City of Eugene senior transportation planner Reed Dunbar described the greenways to The Register-Guard in 2023 as “‘low-speed, low-volume streets that are prioritized for walking and bicycling,’” featuring speed humps, traffic markings and wayfinding signage.
In response, Galloway said the planned greenways didn’t come up in developers’ earlier project consultation meeting with city staff, but the team will look into it.
Brown did not return requests for comment from Lookout Eugene-Springfield.
“It’s extremely disappointing because if it’s one of the few instances where there was a commitment, there is a commitment, from the city to fund something that is for pedestrians,” Brown told TV station KVAL on Wednesday.
Brown also asked developers why they chose this specific site.
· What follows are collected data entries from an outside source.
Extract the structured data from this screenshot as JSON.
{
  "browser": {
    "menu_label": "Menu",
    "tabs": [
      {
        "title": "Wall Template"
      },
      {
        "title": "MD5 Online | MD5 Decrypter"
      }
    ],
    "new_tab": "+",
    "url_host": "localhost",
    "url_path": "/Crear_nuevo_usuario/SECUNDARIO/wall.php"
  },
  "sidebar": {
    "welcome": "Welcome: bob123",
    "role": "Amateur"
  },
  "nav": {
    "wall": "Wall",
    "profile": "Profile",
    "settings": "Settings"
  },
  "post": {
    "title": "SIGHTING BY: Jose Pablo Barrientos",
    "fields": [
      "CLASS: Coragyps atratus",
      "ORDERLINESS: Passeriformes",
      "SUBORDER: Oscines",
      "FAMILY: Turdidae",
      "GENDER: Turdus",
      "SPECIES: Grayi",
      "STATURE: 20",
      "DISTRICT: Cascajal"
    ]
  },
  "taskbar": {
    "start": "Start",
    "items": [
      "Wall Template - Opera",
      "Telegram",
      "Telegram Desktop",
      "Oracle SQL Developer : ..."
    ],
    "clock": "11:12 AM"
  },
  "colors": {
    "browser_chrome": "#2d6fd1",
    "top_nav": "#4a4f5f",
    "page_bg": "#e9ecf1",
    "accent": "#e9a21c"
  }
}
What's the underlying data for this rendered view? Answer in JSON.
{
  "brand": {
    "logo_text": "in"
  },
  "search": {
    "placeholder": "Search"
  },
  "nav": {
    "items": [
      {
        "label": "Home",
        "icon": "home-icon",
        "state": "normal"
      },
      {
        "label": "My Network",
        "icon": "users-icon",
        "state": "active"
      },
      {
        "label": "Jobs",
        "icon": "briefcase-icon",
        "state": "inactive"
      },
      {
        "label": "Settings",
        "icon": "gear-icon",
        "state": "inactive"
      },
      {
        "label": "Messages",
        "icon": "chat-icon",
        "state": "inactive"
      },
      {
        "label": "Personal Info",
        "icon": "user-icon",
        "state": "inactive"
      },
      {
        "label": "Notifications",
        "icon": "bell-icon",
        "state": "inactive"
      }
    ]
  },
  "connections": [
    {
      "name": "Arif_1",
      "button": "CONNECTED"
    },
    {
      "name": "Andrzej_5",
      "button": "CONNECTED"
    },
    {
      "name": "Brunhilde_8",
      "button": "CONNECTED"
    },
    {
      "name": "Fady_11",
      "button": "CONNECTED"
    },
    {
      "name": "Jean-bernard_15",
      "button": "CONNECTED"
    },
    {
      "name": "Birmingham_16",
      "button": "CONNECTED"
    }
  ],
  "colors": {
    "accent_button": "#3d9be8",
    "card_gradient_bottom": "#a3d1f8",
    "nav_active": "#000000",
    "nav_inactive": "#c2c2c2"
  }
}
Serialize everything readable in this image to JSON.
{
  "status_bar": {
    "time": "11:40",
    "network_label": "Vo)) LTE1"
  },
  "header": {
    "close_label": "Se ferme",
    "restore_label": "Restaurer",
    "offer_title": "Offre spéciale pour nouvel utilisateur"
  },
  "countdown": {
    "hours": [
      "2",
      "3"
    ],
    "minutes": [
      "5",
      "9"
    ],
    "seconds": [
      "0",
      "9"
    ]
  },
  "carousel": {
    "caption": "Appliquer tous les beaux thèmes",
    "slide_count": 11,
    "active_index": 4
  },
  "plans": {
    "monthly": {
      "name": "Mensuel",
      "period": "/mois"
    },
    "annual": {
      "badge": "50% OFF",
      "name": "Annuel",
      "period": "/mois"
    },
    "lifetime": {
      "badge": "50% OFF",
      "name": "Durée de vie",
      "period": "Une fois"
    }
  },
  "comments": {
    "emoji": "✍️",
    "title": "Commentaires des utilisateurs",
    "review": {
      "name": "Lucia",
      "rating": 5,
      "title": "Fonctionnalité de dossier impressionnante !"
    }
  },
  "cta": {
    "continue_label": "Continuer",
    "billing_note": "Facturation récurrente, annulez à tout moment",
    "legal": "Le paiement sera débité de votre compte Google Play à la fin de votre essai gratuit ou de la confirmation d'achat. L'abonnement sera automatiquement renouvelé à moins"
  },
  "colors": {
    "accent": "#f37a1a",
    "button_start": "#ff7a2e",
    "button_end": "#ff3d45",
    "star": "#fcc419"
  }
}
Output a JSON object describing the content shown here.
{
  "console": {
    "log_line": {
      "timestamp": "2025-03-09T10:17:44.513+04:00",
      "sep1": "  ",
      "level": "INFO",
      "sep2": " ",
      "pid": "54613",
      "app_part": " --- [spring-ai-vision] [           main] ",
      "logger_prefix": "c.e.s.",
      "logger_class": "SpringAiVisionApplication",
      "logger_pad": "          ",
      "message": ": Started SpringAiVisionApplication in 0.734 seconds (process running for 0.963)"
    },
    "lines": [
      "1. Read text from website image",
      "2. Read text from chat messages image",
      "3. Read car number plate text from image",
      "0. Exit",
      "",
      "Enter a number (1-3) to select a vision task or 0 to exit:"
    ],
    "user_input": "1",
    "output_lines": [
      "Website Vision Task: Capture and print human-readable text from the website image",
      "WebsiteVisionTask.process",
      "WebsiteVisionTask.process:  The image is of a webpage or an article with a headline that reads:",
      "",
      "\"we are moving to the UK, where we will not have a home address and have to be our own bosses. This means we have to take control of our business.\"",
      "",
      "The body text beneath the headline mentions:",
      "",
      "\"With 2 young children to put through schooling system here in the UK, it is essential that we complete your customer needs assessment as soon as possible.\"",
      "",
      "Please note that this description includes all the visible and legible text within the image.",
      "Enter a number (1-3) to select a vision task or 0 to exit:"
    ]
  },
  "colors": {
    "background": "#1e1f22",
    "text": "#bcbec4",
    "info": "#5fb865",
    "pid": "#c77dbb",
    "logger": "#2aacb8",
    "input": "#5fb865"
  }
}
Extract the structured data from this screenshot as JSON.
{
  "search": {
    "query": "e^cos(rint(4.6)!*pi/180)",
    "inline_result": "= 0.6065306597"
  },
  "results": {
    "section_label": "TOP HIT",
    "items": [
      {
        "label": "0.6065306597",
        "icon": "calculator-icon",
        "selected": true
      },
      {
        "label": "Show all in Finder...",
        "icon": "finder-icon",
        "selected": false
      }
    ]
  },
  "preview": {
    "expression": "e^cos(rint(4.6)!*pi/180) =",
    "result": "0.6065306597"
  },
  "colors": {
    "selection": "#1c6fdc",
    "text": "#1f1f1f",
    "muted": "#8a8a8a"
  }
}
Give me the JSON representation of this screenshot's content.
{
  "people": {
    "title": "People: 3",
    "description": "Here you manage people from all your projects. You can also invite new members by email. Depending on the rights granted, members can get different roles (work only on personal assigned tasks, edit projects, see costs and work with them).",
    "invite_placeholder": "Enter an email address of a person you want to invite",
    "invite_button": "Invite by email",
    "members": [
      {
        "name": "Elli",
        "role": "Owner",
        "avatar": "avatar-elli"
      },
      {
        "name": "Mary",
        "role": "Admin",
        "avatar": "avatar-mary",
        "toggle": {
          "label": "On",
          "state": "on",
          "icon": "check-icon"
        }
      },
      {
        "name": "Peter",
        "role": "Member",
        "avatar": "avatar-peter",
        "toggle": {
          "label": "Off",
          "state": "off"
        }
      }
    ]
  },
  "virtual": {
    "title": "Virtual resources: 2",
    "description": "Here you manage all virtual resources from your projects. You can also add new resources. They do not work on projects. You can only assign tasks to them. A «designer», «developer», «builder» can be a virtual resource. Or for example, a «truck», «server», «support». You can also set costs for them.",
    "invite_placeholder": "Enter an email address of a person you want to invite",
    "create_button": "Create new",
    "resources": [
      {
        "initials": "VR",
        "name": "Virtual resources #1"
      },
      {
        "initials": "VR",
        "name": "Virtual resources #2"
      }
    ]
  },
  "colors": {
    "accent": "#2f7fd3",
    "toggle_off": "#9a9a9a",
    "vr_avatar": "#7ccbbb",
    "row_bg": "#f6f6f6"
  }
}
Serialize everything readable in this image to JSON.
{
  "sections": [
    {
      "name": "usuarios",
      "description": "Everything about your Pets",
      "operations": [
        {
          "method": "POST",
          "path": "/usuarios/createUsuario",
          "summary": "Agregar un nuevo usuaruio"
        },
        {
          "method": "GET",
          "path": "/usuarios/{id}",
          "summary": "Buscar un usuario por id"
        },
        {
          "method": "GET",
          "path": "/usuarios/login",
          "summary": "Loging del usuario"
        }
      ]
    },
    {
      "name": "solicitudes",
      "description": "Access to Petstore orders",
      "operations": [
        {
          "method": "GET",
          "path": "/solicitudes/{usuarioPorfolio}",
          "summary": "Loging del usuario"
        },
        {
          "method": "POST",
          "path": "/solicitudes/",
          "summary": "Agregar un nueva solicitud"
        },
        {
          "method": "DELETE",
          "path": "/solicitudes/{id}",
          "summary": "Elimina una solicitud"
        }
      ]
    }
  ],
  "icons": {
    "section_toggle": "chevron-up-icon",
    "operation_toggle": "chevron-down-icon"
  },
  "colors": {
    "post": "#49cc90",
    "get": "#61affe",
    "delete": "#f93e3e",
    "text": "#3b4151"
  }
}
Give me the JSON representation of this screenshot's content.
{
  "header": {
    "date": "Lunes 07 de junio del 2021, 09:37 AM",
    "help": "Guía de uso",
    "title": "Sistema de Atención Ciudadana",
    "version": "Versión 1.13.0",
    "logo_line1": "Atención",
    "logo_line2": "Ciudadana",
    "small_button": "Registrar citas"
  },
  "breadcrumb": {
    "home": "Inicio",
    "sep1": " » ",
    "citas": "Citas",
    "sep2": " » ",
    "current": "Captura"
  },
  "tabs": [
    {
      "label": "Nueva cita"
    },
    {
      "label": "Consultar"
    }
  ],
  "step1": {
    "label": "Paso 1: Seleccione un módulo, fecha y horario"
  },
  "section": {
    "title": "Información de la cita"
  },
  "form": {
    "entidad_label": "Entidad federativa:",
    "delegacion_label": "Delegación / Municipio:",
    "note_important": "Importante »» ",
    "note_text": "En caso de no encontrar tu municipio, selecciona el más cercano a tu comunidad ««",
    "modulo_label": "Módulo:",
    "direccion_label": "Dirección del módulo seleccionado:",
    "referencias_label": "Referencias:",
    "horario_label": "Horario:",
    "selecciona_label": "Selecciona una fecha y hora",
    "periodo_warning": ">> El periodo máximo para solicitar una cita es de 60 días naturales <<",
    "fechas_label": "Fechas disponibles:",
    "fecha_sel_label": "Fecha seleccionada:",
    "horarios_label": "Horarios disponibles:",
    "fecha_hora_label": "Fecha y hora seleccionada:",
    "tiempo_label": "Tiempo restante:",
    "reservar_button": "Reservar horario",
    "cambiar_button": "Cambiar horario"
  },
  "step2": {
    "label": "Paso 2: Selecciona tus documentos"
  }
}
Developer Nathan Philips said the team considered many potential sites, but felt the selected one was the strongest choice because of its willing owner, lack of many nearby residences and strong “transportation patterns” for entering and exiting the facility.
Klute added that the pool of available land zoned for hospital use was very limited.
Brown also asked why developers didn’t apply to rezone other properties instead of requesting exceptions. In response, Klute said that process “takes a decade.”
What comes next?
The project’s design team will use the community comments to inform developers’ final application, which will bundle the conditional use permit and the adjustment reviews. Developers plan to submit the application in the “coming weeks,” Galloway said.
The city review process will take four to five months, including a formal review, a public hearing and a final decision.
“All these discretionary processes in the middle of it kind of cause unknown periods of time,” Klute said.